It’s been quite a winter, unusual for us here. We don’t usually experience such snow or so much bitter cold.
One morning, about a month ago, I was walking at Wilmer Park, next to the River, and I heard something. It wasn’t a big something at all, but a very small sound. I wasn’t sure what it was because all around me, it was so still. (My footprints were only the 3rd set seen in the snow). Then it dawned on me that I had heard the ice on top of the river cracking. In the frigid frost, that was the only sound there was. And I thought again, for the umpteenth time, “Wow. I love living in Chestertown where I can walk every day by the water.” It’s been a thought of mine, way more than just once, that living here is like being on vacation. At least, that’s how it seems to me. But guests tell me, too, that they feel the difference here. Chestertown doesn’t have a corner on the “quiet market,” but you just can’t beat the opportunities that quiet brings.
But thankfully, quiet does come in different places….
People call me the Freeway Gorilla. The Ape at Exit 8. The One and Only Ivan. Mighty Silverback.
The names are mine, but they’re not me. I am Ivan, just Ivan, only Ivan.
Humans waste words.

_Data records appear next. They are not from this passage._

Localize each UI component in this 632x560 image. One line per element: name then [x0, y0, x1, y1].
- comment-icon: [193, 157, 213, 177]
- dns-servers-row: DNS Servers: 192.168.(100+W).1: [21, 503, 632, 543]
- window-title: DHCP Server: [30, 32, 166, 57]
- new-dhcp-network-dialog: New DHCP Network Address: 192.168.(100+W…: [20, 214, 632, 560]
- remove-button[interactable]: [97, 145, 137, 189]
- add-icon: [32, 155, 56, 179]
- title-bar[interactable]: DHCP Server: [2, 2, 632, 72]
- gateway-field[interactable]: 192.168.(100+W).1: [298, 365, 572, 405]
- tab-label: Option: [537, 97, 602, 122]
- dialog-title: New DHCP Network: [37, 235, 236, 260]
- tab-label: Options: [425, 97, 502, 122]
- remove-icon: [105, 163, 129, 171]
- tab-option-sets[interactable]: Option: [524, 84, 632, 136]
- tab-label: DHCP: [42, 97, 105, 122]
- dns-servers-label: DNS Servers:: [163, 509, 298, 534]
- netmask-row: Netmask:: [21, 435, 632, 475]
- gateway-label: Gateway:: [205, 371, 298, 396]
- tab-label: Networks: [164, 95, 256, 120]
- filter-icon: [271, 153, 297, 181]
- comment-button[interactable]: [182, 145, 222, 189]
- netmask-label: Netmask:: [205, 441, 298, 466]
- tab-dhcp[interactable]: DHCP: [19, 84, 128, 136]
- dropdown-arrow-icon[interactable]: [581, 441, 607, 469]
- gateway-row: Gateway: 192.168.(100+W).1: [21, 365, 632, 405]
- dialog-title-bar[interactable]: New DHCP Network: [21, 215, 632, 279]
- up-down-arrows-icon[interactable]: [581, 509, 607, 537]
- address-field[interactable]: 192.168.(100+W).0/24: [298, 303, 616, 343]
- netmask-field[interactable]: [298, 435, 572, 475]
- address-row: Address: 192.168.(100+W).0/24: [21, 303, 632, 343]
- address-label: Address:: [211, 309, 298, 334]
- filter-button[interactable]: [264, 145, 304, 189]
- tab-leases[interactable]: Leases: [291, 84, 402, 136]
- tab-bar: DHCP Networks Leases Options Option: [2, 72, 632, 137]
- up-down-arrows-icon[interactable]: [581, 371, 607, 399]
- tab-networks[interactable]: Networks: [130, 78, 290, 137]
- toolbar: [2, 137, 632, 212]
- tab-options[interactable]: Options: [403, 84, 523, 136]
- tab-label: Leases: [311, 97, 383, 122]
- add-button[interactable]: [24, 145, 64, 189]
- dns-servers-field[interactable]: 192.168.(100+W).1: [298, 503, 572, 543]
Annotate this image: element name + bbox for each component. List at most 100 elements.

They toss them like banana peels and leave them to rot.
Everyone knows the peels are the best part….
I’ve learned to understand human words over the years, but understanding human speech is not the same as understanding humans.
Humans speak too much. They chatter like chimps, crowding the world with their noise even when they have nothing to say.

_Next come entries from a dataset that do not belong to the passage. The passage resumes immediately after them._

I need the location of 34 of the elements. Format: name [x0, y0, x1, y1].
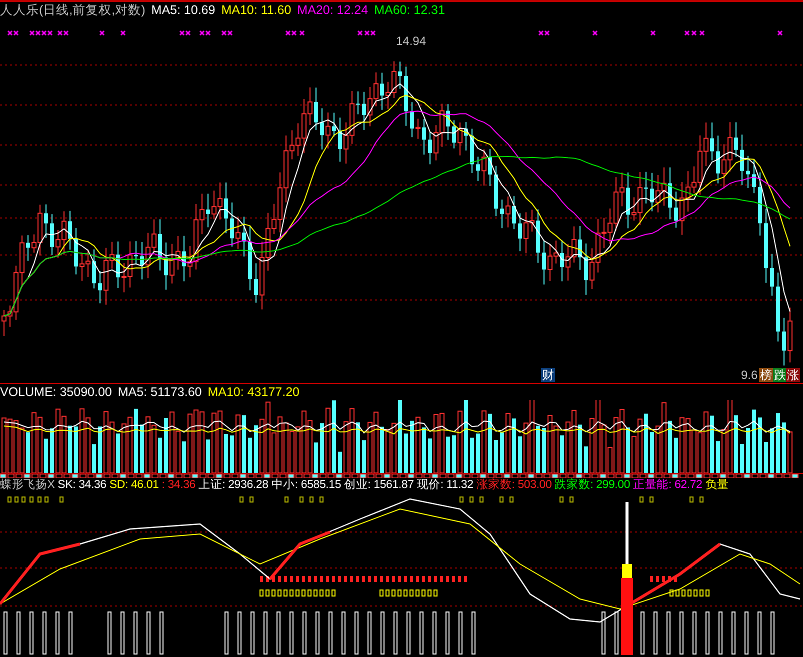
event-badge: 涨: [786, 368, 800, 382]
indicator-label: MA10: 43177.20: [208, 386, 300, 398]
indicator-label: MA20: 12.24: [297, 4, 368, 16]
indicator-label: 正量能: 62.72: [633, 480, 702, 492]
indicator-label: SD: 46.01: [109, 480, 159, 492]
indicator-label: 中小: 6585.15: [271, 480, 342, 492]
indicator-label: MA10: 11.60: [221, 4, 292, 16]
indicator-label: MA5: 51173.60: [118, 386, 202, 398]
event-badge: 榜: [759, 368, 773, 382]
indicator-label: SK: 34.36: [58, 480, 106, 492]
indicator-label: 负量: [705, 480, 729, 492]
cross-marker-icon: [650, 30, 656, 36]
indicator-label: MA60: 12.31: [374, 4, 445, 16]
rising-line-segment: [268, 530, 331, 580]
cross-marker-icon: [99, 30, 105, 36]
indicator-label: 人人乐(日线,前复权,对数): [0, 4, 146, 16]
indicator-label: 涨家数: 503.00: [476, 480, 552, 492]
indicator-label: 蝶形飞扬X: [0, 480, 55, 492]
indicator-label: 上证: 2936.28: [198, 480, 268, 492]
event-badge: 财: [541, 368, 555, 382]
cross-marker-icon: [699, 30, 705, 36]
indicator-label: MA5: 10.69: [151, 4, 216, 16]
indicator-label: 现价: 11.32: [416, 480, 474, 492]
cross-marker-icon: [592, 30, 598, 36]
cross-marker-icon: [777, 30, 783, 36]
cross-marker-icon: [299, 30, 305, 36]
low-price-label: 9.6: [741, 367, 758, 384]
indicator-label: : 34.36: [162, 480, 196, 492]
event-badge: 跌: [773, 368, 787, 382]
cross-marker-icon: [120, 30, 126, 36]
high-price-label: 14.94: [396, 33, 426, 50]
indicator-label: VOLUME: 35090.00: [0, 386, 112, 398]
indicator-label: 跌家数: 299.00: [554, 480, 630, 492]
indicator-label: 创业: 1561.87: [344, 480, 414, 492]
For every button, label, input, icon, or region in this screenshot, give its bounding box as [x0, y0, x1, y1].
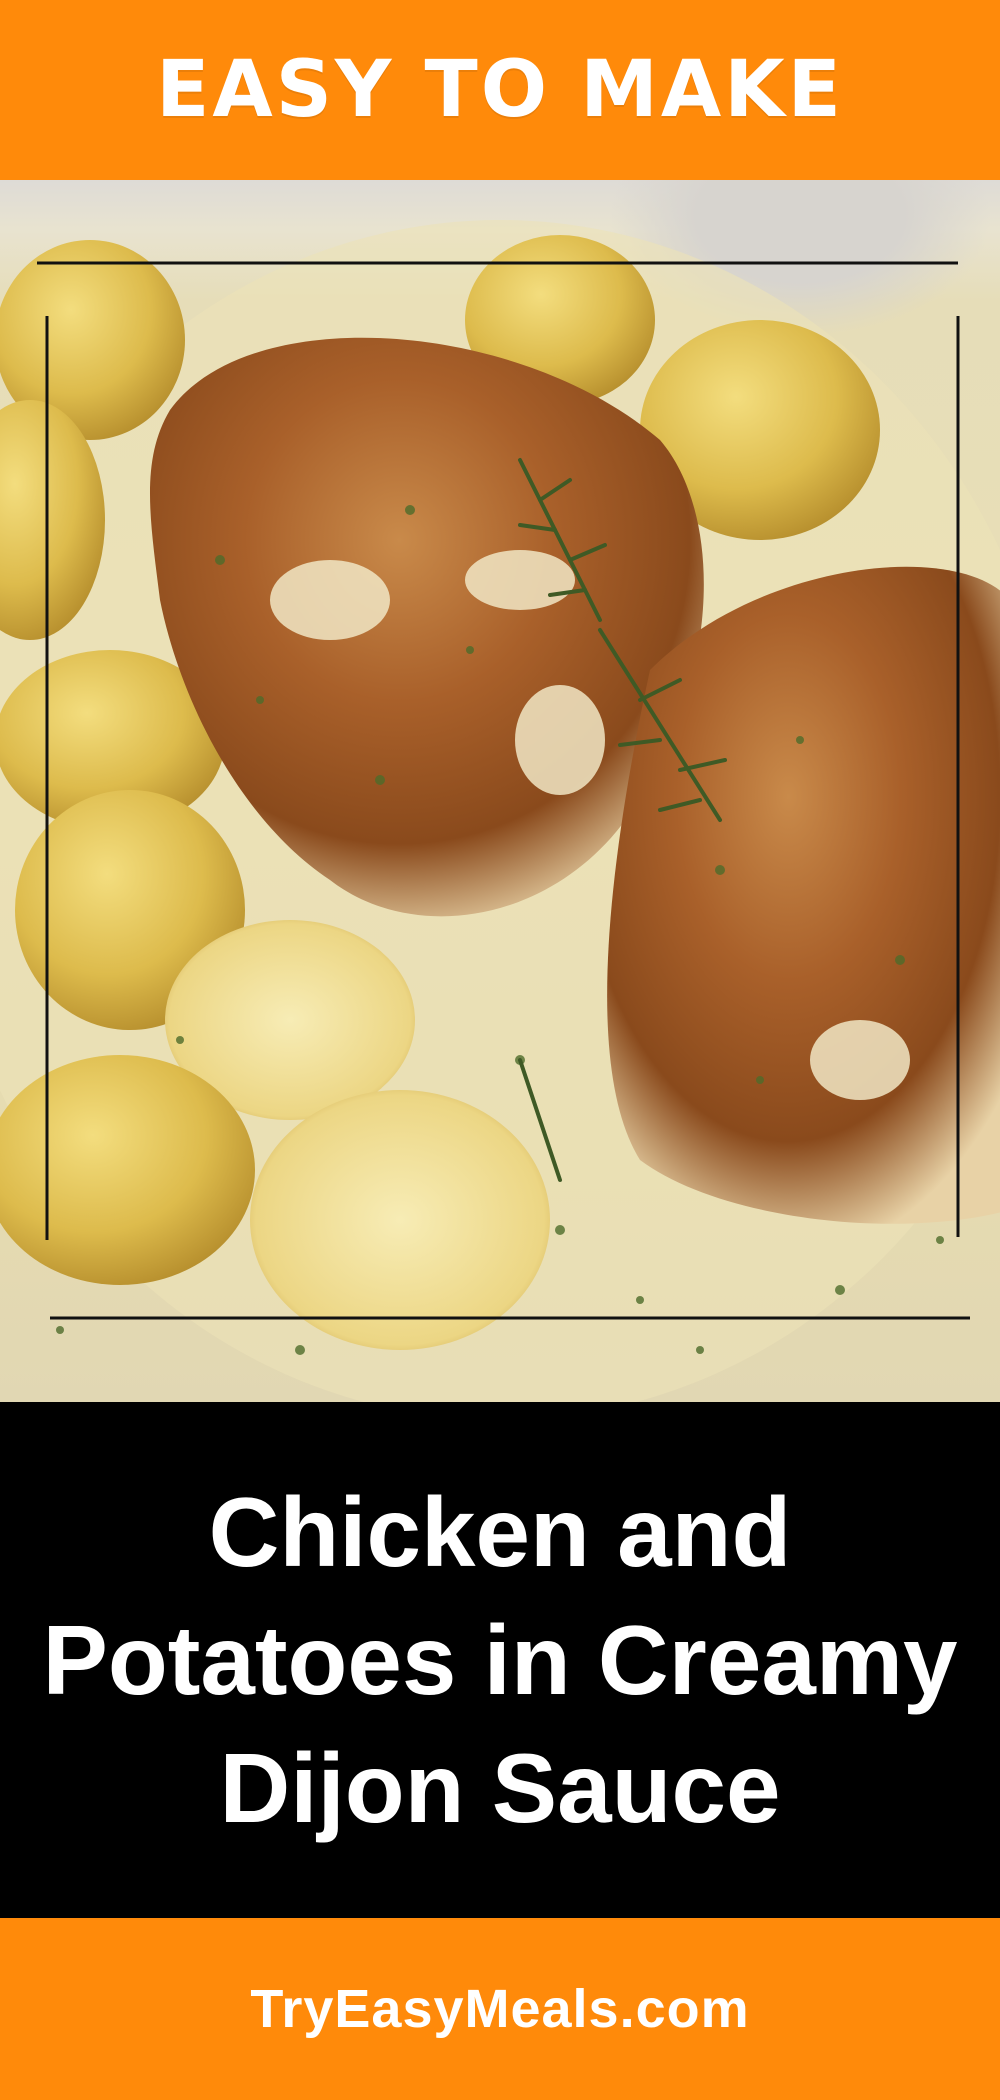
recipe-title-line-1: Chicken and	[208, 1477, 792, 1587]
bottom-banner: TryEasyMeals.com	[0, 1918, 1000, 2100]
top-banner: EASY TO MAKE	[0, 0, 1000, 180]
top-banner-text: EASY TO MAKE	[156, 45, 844, 135]
site-link[interactable]: TryEasyMeals.com	[250, 1978, 749, 2040]
recipe-title-line-3: Dijon Sauce	[219, 1733, 781, 1843]
recipe-photo	[0, 180, 1000, 1402]
recipe-title-line-2: Potatoes in Creamy	[42, 1605, 958, 1715]
recipe-pin: EASY TO MAKE Chicken and Potatoes in Cre…	[0, 0, 1000, 2100]
dish-illustration	[0, 220, 1000, 1402]
title-panel: Chicken and Potatoes in Creamy Dijon Sau…	[0, 1402, 1000, 1918]
recipe-title: Chicken and Potatoes in Creamy Dijon Sau…	[0, 1468, 1000, 1852]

It took me some time to recognize all those human sounds, to weave words into things. But I was patient.
Patient is a useful way to be when you’re an ape.
Gorillas are as patient as stones. Humans, not so much.
pp 2 – 3, The One and Only Ivan, Katherine Applegate, 2012.
Ivan has more to say, even though he uses his words sparingly. And I think you’ll want to know what those words are. I recommend this lovely little book – not just for a snowy day, but for any day.